A person with HIV becomes vulnerable to potentially life-threatening illnesses when the CD4 cell count falls to around 200. The research showed that 96% of patients whose CD4 cell count fell to 200 had had a ‘baseline’ viral load above 10,000. And 86% of people whose CD4 count fell dangerously low, to around 50, started with their first viral load, the ‘baseline’ at 50,000 or so.

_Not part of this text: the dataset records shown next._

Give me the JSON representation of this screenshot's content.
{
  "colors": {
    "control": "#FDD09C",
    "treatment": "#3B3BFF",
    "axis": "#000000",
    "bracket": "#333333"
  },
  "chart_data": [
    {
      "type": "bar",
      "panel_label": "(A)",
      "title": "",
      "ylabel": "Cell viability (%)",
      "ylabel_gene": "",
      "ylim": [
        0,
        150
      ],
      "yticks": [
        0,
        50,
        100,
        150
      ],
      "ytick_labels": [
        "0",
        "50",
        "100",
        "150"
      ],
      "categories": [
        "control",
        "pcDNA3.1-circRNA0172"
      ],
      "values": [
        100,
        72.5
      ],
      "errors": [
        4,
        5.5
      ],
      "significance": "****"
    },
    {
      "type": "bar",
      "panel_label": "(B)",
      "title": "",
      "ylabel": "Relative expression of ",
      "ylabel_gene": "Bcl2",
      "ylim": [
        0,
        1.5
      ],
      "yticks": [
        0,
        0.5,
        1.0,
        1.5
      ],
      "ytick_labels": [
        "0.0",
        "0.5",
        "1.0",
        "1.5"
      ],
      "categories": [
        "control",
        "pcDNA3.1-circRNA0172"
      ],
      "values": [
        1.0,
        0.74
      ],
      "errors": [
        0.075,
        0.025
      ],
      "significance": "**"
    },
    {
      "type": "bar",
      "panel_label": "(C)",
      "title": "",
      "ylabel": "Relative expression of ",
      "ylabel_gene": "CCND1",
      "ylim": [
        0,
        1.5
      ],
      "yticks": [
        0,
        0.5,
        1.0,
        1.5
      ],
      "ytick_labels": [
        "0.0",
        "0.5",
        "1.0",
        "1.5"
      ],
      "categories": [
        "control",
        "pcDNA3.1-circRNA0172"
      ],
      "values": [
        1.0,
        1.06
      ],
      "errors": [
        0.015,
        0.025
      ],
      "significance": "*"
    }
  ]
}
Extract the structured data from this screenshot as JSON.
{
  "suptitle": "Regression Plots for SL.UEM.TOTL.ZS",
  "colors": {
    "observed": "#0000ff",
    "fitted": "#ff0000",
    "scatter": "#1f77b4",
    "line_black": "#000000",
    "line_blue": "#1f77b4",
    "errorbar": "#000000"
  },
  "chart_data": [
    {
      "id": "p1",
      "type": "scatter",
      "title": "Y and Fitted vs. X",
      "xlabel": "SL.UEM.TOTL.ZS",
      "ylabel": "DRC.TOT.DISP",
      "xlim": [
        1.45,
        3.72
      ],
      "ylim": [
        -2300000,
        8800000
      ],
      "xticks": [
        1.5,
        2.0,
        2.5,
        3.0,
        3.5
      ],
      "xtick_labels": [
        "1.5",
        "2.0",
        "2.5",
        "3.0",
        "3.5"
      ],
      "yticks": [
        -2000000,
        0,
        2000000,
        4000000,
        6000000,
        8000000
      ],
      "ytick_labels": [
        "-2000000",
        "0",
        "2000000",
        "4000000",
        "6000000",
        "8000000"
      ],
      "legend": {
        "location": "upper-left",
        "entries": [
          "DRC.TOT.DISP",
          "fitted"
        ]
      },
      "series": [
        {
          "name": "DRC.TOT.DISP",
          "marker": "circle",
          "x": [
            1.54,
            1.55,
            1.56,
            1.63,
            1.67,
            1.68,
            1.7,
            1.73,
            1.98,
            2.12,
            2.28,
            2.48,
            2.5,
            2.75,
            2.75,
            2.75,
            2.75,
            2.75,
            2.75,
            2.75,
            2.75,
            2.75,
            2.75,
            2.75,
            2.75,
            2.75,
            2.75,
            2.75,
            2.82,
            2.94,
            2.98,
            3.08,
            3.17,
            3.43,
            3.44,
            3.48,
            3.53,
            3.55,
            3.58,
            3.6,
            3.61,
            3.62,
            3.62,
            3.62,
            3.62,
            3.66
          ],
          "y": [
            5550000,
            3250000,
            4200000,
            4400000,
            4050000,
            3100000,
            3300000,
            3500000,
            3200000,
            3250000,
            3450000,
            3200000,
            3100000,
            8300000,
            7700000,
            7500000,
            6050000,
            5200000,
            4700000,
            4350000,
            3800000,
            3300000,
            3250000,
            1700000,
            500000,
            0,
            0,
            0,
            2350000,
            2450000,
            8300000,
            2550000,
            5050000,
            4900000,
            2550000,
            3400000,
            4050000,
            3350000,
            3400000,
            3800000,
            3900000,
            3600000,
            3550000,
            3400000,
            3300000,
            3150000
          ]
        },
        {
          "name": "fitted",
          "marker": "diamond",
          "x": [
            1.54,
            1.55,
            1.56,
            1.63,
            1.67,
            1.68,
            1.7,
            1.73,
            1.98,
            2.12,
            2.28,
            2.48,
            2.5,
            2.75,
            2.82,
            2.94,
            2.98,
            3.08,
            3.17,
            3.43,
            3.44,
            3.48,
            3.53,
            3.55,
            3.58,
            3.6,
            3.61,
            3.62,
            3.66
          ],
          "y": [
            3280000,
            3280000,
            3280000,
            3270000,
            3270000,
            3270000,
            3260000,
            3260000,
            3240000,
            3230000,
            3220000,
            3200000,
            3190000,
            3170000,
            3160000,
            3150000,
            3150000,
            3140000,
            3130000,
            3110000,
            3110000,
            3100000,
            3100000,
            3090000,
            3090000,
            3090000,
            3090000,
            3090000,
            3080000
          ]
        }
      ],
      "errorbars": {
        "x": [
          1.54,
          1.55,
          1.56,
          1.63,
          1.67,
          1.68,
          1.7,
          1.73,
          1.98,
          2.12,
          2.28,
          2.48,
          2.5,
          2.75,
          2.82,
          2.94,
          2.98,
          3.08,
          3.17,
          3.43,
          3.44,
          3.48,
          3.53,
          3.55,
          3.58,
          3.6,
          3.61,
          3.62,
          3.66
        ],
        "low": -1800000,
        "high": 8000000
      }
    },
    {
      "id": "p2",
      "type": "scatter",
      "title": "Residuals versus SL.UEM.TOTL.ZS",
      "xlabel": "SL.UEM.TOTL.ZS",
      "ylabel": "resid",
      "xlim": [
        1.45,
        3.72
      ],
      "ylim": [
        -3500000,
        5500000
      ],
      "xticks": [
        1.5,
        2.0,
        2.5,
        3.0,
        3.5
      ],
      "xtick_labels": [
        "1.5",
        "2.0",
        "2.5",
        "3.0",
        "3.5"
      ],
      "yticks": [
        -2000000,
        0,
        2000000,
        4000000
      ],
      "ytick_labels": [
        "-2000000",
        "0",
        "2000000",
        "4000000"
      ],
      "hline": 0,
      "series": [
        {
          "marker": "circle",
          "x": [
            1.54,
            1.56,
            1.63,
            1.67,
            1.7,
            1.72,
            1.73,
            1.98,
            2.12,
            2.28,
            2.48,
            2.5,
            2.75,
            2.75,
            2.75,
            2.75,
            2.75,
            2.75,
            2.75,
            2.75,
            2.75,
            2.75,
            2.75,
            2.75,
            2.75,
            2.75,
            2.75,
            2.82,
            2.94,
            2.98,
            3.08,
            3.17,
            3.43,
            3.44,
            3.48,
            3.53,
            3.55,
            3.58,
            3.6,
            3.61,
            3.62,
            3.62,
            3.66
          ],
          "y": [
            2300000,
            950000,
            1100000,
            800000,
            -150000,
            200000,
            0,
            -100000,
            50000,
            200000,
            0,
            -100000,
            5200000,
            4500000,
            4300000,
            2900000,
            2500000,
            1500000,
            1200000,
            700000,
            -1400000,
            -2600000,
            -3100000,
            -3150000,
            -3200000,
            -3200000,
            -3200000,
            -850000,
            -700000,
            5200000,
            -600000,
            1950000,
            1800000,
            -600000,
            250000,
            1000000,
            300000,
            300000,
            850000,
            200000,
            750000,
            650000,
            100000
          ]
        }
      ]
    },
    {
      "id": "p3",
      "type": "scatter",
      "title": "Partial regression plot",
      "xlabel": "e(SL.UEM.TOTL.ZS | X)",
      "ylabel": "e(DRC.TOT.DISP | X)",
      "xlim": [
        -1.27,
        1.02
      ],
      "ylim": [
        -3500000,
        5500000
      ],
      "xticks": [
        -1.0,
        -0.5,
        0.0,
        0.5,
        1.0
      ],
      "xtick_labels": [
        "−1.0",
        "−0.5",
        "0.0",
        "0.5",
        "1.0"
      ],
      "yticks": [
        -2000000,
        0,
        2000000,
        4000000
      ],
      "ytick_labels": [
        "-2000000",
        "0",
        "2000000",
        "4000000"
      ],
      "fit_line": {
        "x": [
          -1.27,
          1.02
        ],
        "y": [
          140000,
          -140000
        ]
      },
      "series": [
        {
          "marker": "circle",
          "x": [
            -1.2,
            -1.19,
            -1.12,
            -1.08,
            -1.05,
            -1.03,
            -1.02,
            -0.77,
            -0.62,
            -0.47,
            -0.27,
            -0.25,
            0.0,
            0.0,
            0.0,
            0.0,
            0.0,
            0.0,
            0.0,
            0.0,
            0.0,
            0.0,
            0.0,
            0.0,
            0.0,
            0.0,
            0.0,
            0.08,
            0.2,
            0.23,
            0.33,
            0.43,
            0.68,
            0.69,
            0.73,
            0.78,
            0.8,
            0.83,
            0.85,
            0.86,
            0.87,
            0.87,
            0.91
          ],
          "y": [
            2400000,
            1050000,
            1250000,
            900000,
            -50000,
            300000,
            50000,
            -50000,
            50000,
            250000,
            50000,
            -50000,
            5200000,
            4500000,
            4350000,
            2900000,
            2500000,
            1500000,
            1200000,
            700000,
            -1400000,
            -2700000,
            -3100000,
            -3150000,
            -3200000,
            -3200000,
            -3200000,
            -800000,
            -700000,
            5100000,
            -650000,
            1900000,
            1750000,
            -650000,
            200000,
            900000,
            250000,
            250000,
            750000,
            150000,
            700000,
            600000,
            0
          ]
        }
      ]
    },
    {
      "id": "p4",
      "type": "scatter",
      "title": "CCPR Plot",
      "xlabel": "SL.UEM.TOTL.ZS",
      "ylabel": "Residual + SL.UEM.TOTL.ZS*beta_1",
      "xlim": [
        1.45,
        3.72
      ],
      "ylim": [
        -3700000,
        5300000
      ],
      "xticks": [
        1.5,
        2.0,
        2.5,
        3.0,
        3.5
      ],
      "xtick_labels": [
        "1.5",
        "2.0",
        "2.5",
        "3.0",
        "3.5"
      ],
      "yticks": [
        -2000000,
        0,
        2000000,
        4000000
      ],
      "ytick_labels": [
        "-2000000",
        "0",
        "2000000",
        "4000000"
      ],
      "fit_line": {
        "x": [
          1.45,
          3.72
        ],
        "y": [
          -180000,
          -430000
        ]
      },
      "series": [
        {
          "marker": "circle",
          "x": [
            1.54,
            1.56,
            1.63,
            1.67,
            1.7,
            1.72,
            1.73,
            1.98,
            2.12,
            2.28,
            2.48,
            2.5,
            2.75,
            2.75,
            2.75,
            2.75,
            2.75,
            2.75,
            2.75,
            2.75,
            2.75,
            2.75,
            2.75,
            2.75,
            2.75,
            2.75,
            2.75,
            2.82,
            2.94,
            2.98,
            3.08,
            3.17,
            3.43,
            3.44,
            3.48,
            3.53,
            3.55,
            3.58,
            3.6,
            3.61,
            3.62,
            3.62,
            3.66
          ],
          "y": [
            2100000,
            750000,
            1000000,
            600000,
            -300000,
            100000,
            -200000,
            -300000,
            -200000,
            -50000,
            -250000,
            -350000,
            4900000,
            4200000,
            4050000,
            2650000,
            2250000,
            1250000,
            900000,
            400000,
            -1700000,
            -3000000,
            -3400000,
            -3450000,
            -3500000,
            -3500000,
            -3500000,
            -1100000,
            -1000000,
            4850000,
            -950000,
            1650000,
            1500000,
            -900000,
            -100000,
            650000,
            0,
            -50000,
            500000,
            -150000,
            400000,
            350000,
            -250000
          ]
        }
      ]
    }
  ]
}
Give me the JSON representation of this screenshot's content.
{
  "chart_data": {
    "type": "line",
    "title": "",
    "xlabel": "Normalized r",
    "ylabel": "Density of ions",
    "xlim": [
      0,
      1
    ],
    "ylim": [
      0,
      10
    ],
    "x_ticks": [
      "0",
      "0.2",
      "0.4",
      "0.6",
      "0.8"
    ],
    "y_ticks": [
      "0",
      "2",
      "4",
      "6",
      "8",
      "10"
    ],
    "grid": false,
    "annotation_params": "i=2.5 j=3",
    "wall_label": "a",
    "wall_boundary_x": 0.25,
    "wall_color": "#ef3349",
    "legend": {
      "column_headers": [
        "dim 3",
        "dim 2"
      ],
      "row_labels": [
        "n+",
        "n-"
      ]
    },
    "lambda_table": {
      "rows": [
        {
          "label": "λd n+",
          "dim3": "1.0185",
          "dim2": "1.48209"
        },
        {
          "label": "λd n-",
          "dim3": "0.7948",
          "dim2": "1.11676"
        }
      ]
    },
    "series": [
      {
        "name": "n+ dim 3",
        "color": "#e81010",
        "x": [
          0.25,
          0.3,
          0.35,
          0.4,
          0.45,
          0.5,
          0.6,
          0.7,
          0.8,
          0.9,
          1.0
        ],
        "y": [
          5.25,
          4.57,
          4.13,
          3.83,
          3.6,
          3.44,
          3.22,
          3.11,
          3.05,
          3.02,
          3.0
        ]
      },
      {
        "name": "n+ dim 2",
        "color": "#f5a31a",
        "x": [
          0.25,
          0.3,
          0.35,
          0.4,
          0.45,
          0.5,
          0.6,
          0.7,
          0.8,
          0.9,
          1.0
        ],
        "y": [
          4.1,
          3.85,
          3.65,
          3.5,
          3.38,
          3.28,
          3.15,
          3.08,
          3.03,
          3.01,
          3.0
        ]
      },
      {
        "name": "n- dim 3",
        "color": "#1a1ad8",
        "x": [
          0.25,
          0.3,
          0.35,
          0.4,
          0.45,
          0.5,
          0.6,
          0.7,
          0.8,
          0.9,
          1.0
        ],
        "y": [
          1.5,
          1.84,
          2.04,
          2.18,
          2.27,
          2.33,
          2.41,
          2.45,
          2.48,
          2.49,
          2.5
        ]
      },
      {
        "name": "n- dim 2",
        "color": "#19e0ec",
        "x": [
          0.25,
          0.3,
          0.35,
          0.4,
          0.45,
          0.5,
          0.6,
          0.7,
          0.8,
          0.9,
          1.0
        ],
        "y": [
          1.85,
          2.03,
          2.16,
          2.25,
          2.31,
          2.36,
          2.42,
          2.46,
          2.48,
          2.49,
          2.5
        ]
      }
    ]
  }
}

The researchers also found that falls in CD4 cell count predict increases in viral load.
 

“We show here that variability in CD4 cell count decline is linked more closely to viral replication than has previously been documented,” conclude the researchers.
 

Results help decide when to start treatment
This information may help people and their doctors decide when to start HIV treatment. If the first ever Viral Load, the 'baseline' was 10,000 or above, it makes even more sense to go for regular check-ups at the HIV clinic and to think seriously about starting treatment at a CD4 count of 350. Treatment should work better if it starts at 350, than if the CD4 count is allowed to fall below 350, before HIV treatment is started.